Examination of the clay tablet reveals that it is an astronomical work, as it has drawings of the constellations, and the text has known constellation names. It has attracted a lot of attention, but in over 100 years, no one has provided a convincing explanation for what it is.

With the help of modern computer programs that can model trajectories and reconstruct the night sky thousands of years ago, researchers have determined what the Sumerian Planisphere tablet refers to. This is a copy of the night diary of a Sumerian astronomer, in which he records the events in the sky before dawn on June 29, 3123 BC. (Julian calendar).

Half of the tablet records planetary positions and cloud cover like any other night, but the other half of the tablet describes an object large enough for its shape to be seen, even though it is still in space.

The ancient star map shows that the Sumerians observed the asteroid Aten
The ancient star map shows that the Sumerians observed the asteroid Aten

Astronomers have made an accurate record of their trajectory relative to the stars, which, with an error of more than one degree, is consistent with the impact on Köfels.

Observations show that the asteroid has a diameter of more than a kilometer, and the original orbit around the Sun was of the Aten type, a class of asteroids that orbit close to the earth, which is resonant with the earth’s orbit.

This trajectory explains why there is no crater in Köfels.
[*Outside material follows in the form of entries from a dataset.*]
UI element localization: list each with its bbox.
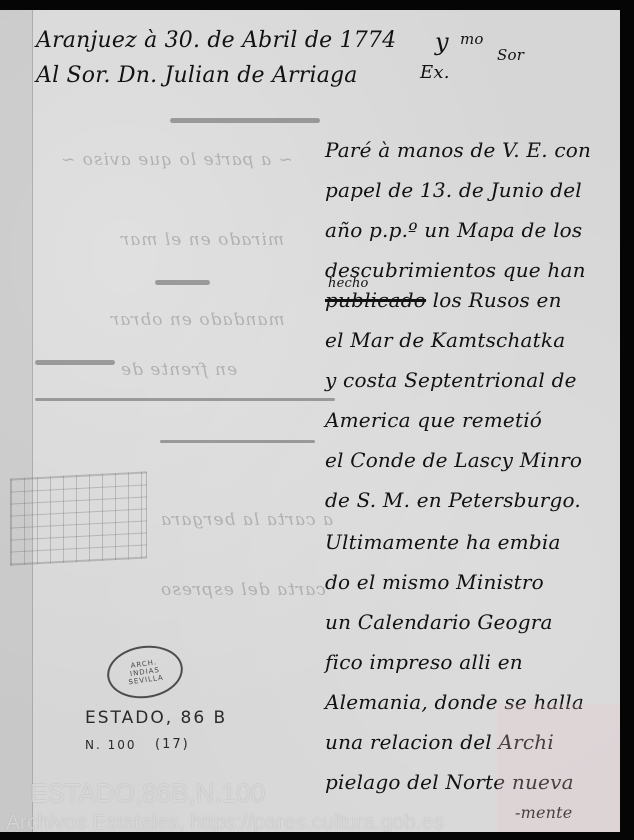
salutation-y: y [435,28,449,56]
body-line-10: de S. M. en Petersburgo. [325,488,581,512]
body-line-12: do el mismo Ministro [325,570,544,594]
scan-color-patch [497,704,621,832]
bleed-through-stroke [160,440,315,443]
shelfmark-number: N. 100 [85,738,137,752]
body-line-11: Ultimamente ha embia [325,530,561,554]
struck-word: publicado [325,288,426,312]
salutation-sor: Sor [497,46,524,64]
bleed-through-text: en frente de [120,360,237,380]
salutation-mo: mo [460,30,484,48]
body-line-1: Paré à manos de V. E. con [325,138,591,162]
body-line-5: publicado los Rusos en [325,288,562,312]
body-line-3: año p.p.º un Mapa de los [325,218,582,242]
bleed-through-stroke [35,360,115,365]
bleed-through-text: mirado en el mar [120,230,284,250]
body-line-2: papel de 13. de Junio del [325,178,582,202]
shelfmark-estado: ESTADO, 86 B [85,708,227,728]
body-line-7: y costa Septentrional de [325,368,577,392]
letter-recipient: Al Sor. Dn. Julian de Arriaga [36,63,358,88]
body-line-8: America que remetió [325,408,542,432]
bleed-through-text: mandado en obrar [110,310,285,330]
scan-border-right [620,0,634,840]
body-line-14: fico impreso alli en [325,650,523,674]
body-line-6: el Mar de Kamtschatka [325,328,565,352]
grid-sketch-bleed [10,471,147,565]
scan-border-bottom [0,832,634,840]
bleed-through-text: a carta la bergara [160,510,333,530]
bleed-through-stroke [170,118,320,123]
salutation-ex: Ex. [420,62,450,83]
bleed-through-stroke [155,280,210,285]
bleed-through-text: carta del espreso [160,580,326,600]
watermark-reference: ESTADO,86B,N.100 [30,778,265,809]
body-line-13: un Calendario Geogra [325,610,553,634]
letter-place-date: Aranjuez à 30. de Abril de 1774 [36,28,396,53]
left-margin [0,10,32,832]
body-line-9: el Conde de Lascy Minro [325,448,582,472]
fold-line [32,10,33,832]
bleed-through-stroke [35,398,335,401]
shelfmark-folio: (17) [155,737,190,752]
body-line-5-rest: los Rusos en [426,288,562,312]
bleed-through-text: ~ a parte lo que aviso ~ [60,150,293,170]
The angle of incidence was very low (6 degrees), meaning that the asteroid undercut a mountain called Gamskogel above the town of Längenfeld, 11 km from Köfels, which caused the asteroid to explode before it reached its final impact point. Going down the valley, it turned into a fireball with a diameter of about 5 km (the size of a landslide).

When the meteorite hit Köfels, it created tremendous pressure that pulverized the rock and caused a landslide, but since it was no longer a solid object, it did not create the classic impact crater.

Mark Hempsell, discussing the Köfels event, said: “One more conclusion can be drawn from the trajectory. The trailing plume from the explosion (mushroom cloud) will be bent over the Mediterranean Sea, returning to the atmosphere over the Levant, Sinai, and Northern Egypt. The heating of the earth, although very short, will be sufficient to ignite any combustible material, including human hair and clothing. Probably more people died under the plume than in the Alps because of the explosion.”

In other words, a unique ancient star map shows that the Sumerians observed the asteroid Aten, more than a kilometer in diameter, which collided with Köfels in Austria in the early morning of June 29, 3123 BC.